G.S.Sanyal School of Telecommunications, Indian Institute of Technology Kharagpur, Kharagpur, West Bengal 721302, India, Computational Biology & Bioinformatics, Duke University, Durham, NC 27705, USA, Quintiles, Durham, NC 27703, USA and Electrical & Computer Engineering Department, Duke University, Durham, NC 27705, USA.
Bioinformatics. 2014 May 15;30(10):1370-6. doi: 10.1093/bioinformatics/btu064. Epub 2014 Jan 30.

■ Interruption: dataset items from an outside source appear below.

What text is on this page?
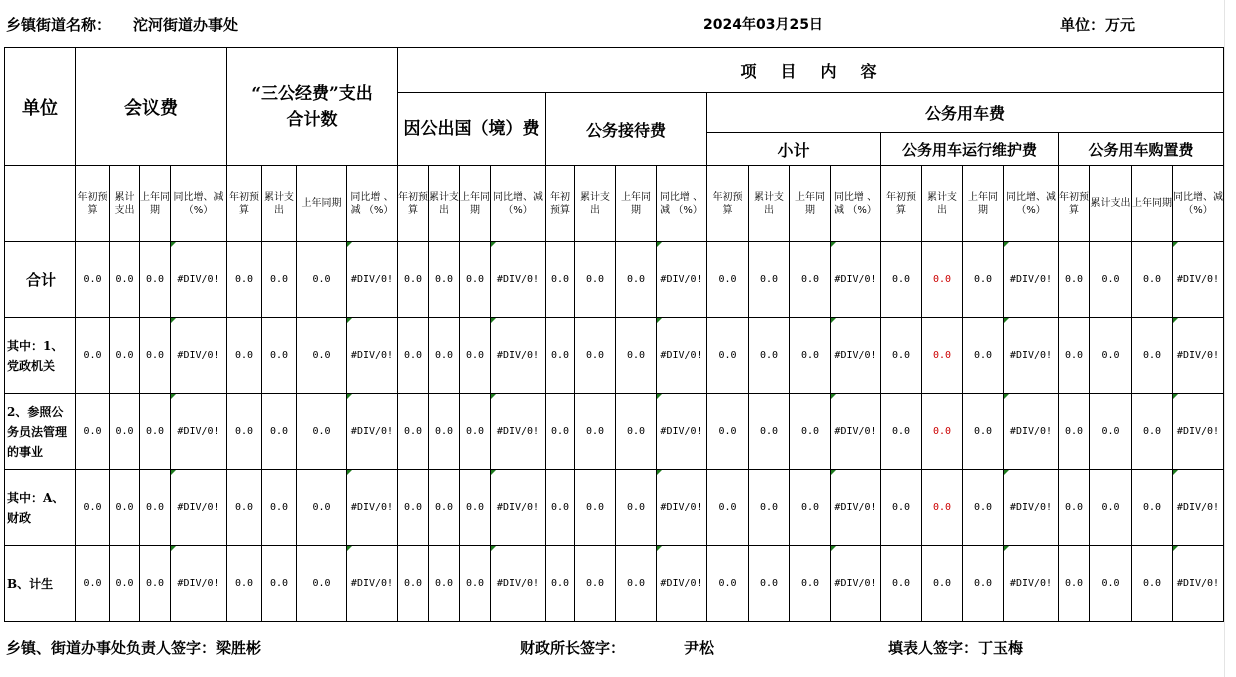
乡镇街道名称： 沱河街道办事处	2024年03月25日	单位：万元
单位	会议费				“三公经费”支出　　　合计数				项　目　内　容																			
									因公出国（境）费				公务接待费				公务用车费											
																	小计				公务用车运行维护费				公务用车购置费			
	年初预算	累计支出	上年同期	同比增、减（%）	年初预算	累计支出	上年同期	同比增 、减 （%）	年初预算	累计支出	上年同期	同比增、减（%）	年初预算	累计支 出	上年同 期	同比增 、减 （%）	年初预 算	累计支 出	上年同 期	同比增 、减 （%）	年初预 算	累计支 出	上年同 期	同比增、减（%）	年初预算	累计支出	上年同期	同比增、减（%）
合计	0.0	0.0	0.0	#DIV/0!	0.0	0.0	0.0	#DIV/0!	0.0	0.0	0.0	#DIV/0!	0.0	0.0	0.0	#DIV/0!	0.0	0.0	0.0	#DIV/0!	0.0	0.0	0.0	#DIV/0!	0.0	0.0	0.0	#DIV/0!

其中：1、党政机关	0.0	0.0	0.0	#DIV/0!	0.0	0.0	0.0	#DIV/0!	0.0	0.0	0.0	#DIV/0!	0.0	0.0	0.0	#DIV/0!	0.0	0.0	0.0	#DIV/0!	0.0	0.0	0.0	#DIV/0!	0.0	0.0	0.0	#DIV/0!

2、参照公务员法管理的事业	0.0	0.0	0.0	#DIV/0!	0.0	0.0	0.0	#DIV/0!	0.0	0.0	0.0	#DIV/0!	0.0	0.0	0.0	#DIV/0!	0.0	0.0	0.0	#DIV/0!	0.0	0.0	0.0	#DIV/0!	0.0	0.0	0.0	#DIV/0!

其中：A、财政	0.0	0.0	0.0	#DIV/0!	0.0	0.0	0.0	#DIV/0!	0.0	0.0	0.0	#DIV/0!	0.0	0.0	0.0	#DIV/0!	0.0	0.0	0.0	#DIV/0!	0.0	0.0	0.0	#DIV/0!	0.0	0.0	0.0	#DIV/0!

B、计生	0.0	0.0	0.0	#DIV/0!	0.0	0.0	0.0	#DIV/0!	0.0	0.0	0.0	#DIV/0!	0.0	0.0	0.0	#DIV/0!	0.0	0.0	0.0	#DIV/0!	0.0	0.0	0.0	#DIV/0!	0.0	0.0	0.0	#DIV/0!
乡镇、街道办事处负责人签字：梁胜彬	财政所长签字：	尹松	填表人签字：丁玉梅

A non-parametric Bayesian factor model is proposed for joint analysis of multi-platform genomics data. The approach is based on factorizing the latent space (feature space) into a shared component and a data-specific component with the dimensionality of these components (spaces) inferred via a beta-Bernoulli process. The proposed approach is demonstrated by jointly analyzing gene expression/copy number variations and gene expression/methylation data for ovarian cancer patients, showing that the proposed model can potentially uncover key drivers related to cancer.
The source code for this model is written in MATLAB and has been made publicly available at https://sites.google.com/site/jointgenomics/.

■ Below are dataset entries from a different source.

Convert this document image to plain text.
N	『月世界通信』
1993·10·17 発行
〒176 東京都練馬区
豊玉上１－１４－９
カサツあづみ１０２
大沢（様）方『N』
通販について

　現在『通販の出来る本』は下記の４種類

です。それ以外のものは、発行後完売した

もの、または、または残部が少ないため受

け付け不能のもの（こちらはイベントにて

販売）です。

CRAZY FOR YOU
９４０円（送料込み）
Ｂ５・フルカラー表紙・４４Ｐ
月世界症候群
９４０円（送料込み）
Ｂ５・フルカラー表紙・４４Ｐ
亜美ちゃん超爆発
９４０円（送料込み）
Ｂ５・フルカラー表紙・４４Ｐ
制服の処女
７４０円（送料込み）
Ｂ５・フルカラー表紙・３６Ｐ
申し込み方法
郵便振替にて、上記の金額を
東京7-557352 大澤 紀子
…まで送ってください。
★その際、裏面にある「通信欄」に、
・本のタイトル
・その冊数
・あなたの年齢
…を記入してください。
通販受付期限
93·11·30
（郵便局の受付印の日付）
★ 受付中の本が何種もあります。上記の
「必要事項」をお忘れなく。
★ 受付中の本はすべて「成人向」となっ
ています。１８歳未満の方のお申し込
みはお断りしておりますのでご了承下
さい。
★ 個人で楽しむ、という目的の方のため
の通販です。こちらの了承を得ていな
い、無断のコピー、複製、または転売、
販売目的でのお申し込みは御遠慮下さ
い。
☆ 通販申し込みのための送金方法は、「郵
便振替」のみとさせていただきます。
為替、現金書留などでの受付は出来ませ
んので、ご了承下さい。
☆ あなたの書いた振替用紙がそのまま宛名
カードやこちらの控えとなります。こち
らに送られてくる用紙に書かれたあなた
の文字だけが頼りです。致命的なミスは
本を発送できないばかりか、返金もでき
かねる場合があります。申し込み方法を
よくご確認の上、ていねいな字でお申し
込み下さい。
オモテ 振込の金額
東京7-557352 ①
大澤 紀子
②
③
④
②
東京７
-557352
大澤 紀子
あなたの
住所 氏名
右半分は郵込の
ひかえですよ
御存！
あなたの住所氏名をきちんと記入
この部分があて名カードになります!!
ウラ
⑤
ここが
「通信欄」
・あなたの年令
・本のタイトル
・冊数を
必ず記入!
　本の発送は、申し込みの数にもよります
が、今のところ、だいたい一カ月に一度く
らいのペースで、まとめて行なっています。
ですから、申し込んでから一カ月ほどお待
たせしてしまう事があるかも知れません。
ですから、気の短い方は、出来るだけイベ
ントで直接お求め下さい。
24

Supplementary data are available at Bioinformatics online.
提出了一种非参数贝叶斯因子模型,用于联合分析多平台基因组学数据。该方法基于将潜在空间(特征空间)分解为共享分量和数据特定分量,这些分量(空间)的维数通过贝塔-伯努利过程进行推断。通过联合分析卵巢癌患者的基因表达/拷贝数变化和基因表达/甲基化数据,验证了该方法的有效性,结果表明该模型可以潜在地揭示与癌症相关的关键驱动因素。
该模型的源代码是用 MATLAB 编写的,并已在 https://sites.google.com/site/jointgenomics/ 上公开。
补充数据可在 Bioinformatics 在线获取。